It’s only a matter of timing, some of us have other duties than read blogs as they are posted, but yes you were right and so were the others to pick it up.
Luke says
blush
Jennifer Marohasy says
More from Yoland Hyland
Here’s a pertinent bit of info., relating to the video allegedly proving CO2 is rapidly absorbed in water.
I offer for your consideration the following, regarding the chemistry of burning paraffin.
Toward the bottom of the article we read these damning facts…
2 POINTS…
(1) – “A quick rise of water in the jar after the candle is extinguished is mainly due to a decrease in pressure as a result of a decrease in amount of air in the jar due to thermal expansion during the process of placing the jar on the candles . . .
(2) – The amount of CO2 dissolved in water is minimal in the 30-40 minutes during which experiment is conducted.” — [and so naturally the few seconds the video demo lasted couldn’t possibly be a demonstration of rapid CO2 dissolution in water.]
Also a factor, dealt with at the top of the article, is volume decrease in the confined gas after the candle goes out, which is due to the condensation of the water vapor produced in the reaction.

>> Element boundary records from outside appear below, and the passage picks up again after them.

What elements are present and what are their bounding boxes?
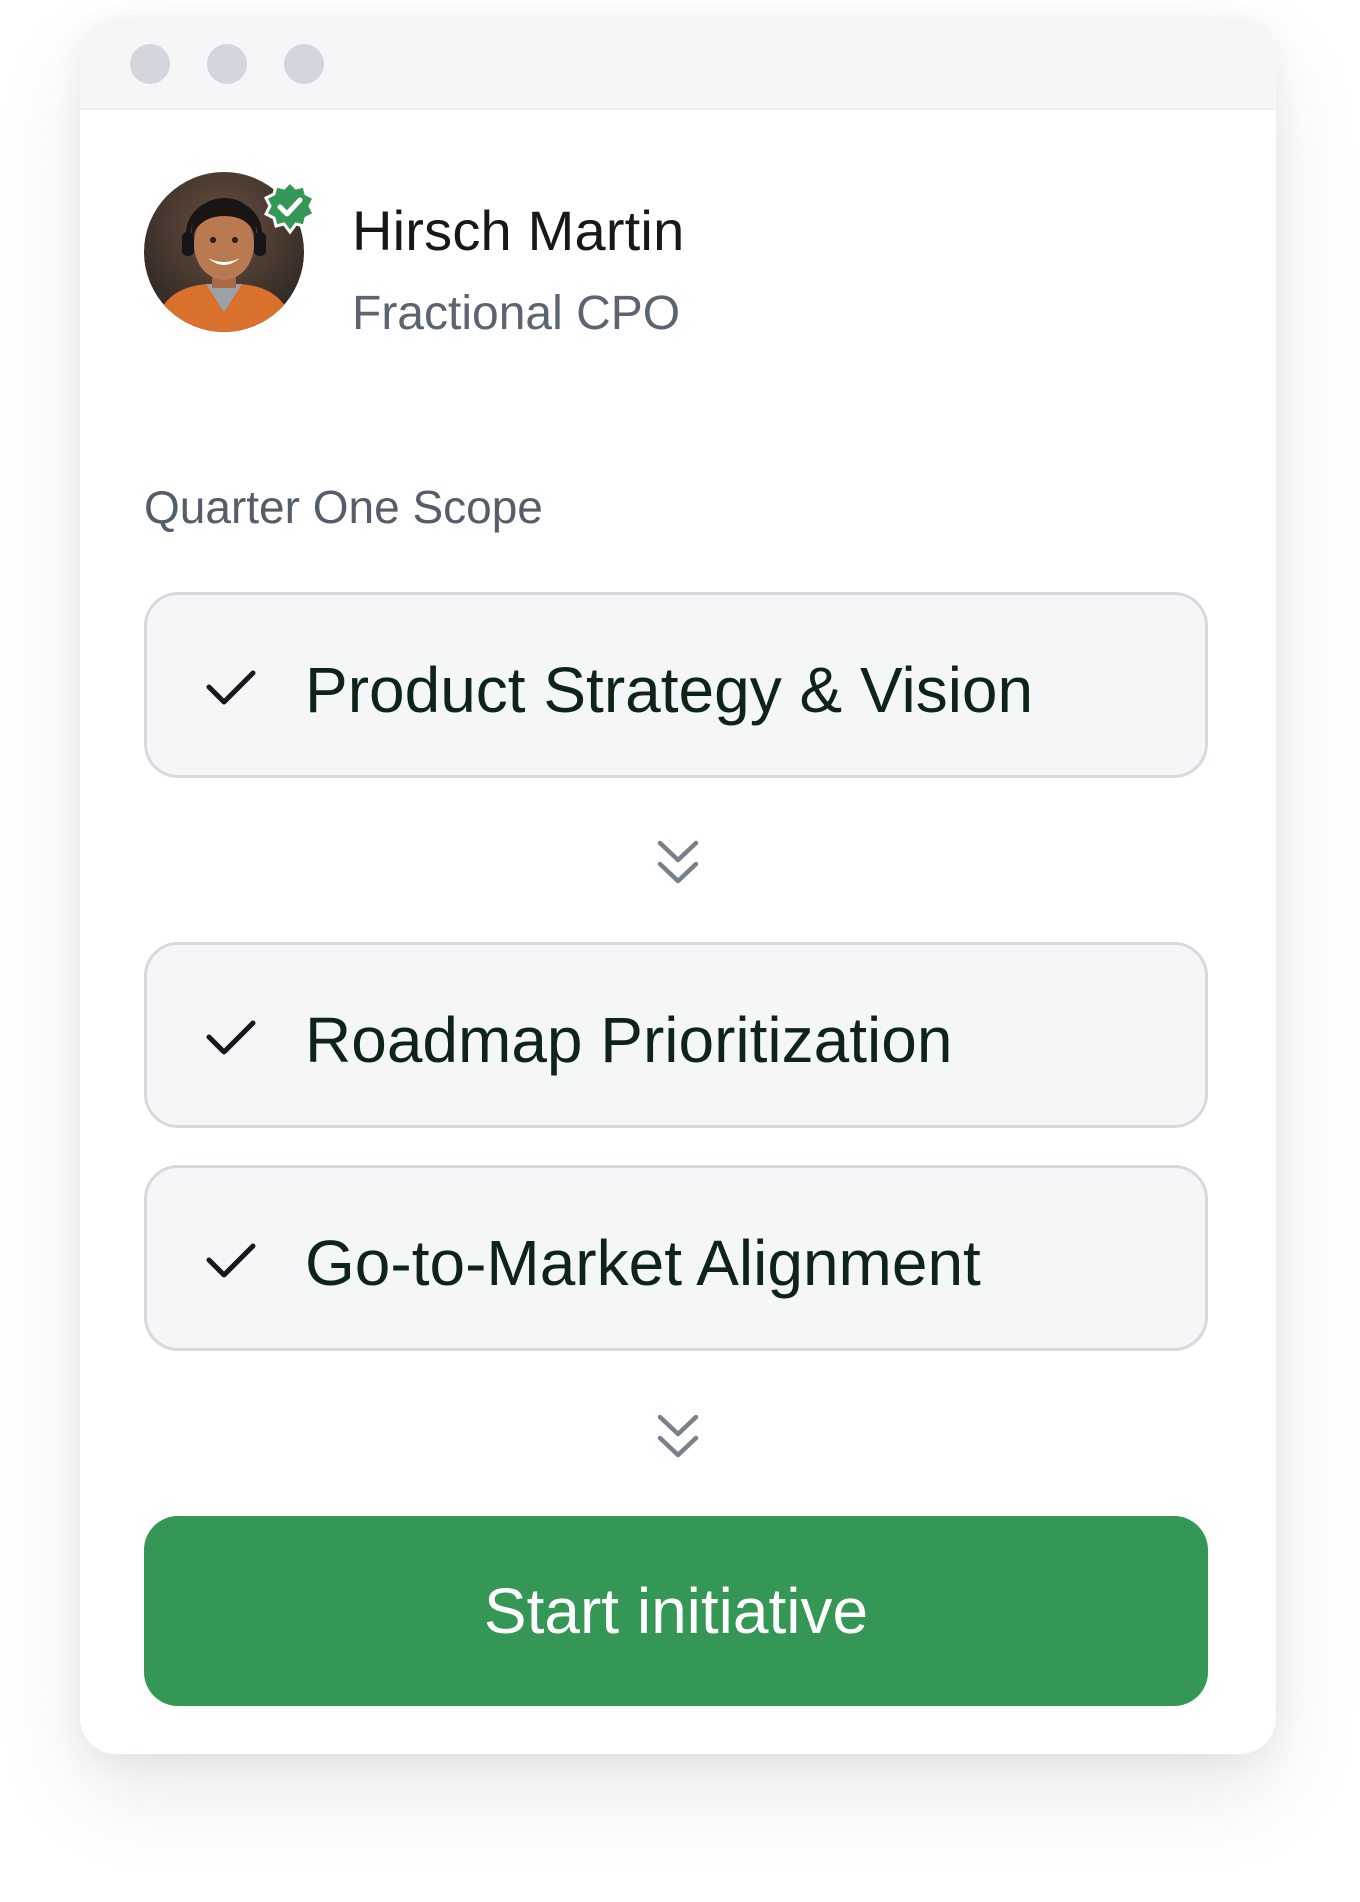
check-icon [205,1017,257,1059]
scope-item-label: Go-to-Market Alignment [305,1227,981,1299]
verified-badge-icon [262,179,318,236]
window-titlebar [80,18,1276,110]
window-close-dot[interactable] [130,44,170,84]
scope-item-label: Roadmap Prioritization [305,1004,953,1076]
scope-section-label: Quarter One Scope [144,481,543,533]
check-icon [205,667,257,709]
profile-role: Fractional CPO [352,287,681,340]
double-chevron-down-icon [656,838,700,888]
window-minimize-dot[interactable] [207,44,247,84]
scope-item-label: Product Strategy & Vision [305,654,1034,726]
scope-item-roadmap[interactable]: Roadmap Prioritization [144,942,1208,1128]
scope-item-product-strategy[interactable]: Product Strategy & Vision [144,592,1208,778]
scope-item-gtm[interactable]: Go-to-Market Alignment [144,1165,1208,1351]
start-initiative-button[interactable]: Start initiative [144,1516,1208,1706]
app-window: Hirsch Martin Fractional CPO Quarter One… [80,18,1276,1754]
check-icon [205,1240,257,1282]
profile-name: Hirsch Martin [352,199,685,262]
double-chevron-down-icon [656,1412,700,1462]
window-maximize-dot[interactable] [284,44,324,84]
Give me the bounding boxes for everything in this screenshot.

“The chemical aspect: oxygen O2 and paraffin Cn H2n+2 react. The burning produces water H2O and carbon dioxide CO2. For n=1 we balance the equation as follows: 2 O2 + C H 4 = C O 2 + 2 H 2 O
Because twice as much oxygen is burned than carbon dioxide released, the air volume decreases.”
So, not only does the candle flame cause some air to be heated, and so blown out as the glass is put on to cover it, but as the candle burns under the glass, potentially converting twice as much oxygen to water as to CO2, the volume of gas under the glass will be less when cooled after the candle goes out, and the volume will rise.
It’s not due to CO2 absorption by water at all.
Just thought you would like to know.
(Don’t feel bad, you weren’t the only one fooled by that trick.)
Cheers
Sean says
Just a comment about the Mg vs. Ca in sea water. There is in fact 3-5x more Mg in sea water than Ca. However, Calcium Carbonate is 50x less soluble than than Magnesium Carbonate so its no longer a big factor in sequestering CO2. One other thing, the amout of Calcium ions is 3x higher than bi-carbonate ions so there is plenty of Ca to tie up CO2. One other thing, this web site has some interesting information on the make up of ocean water: http://www.seafriends.org.nz/oceano/seawater.htm#gases
Eli Rabett says
FWIW Henry’s Law does not apply for CO2 esp in sea water because there is a complex equilibrium involving multiple species. Henry’s law applies to the solubility of molecular gases which do not chemically change.
chris price says
This is a chemical reaction of a caustic solution.
This is not neutral ph water.
Sea water is not caustic, it too is near neutral ph.
It does not show the absorption of co2 in sea water.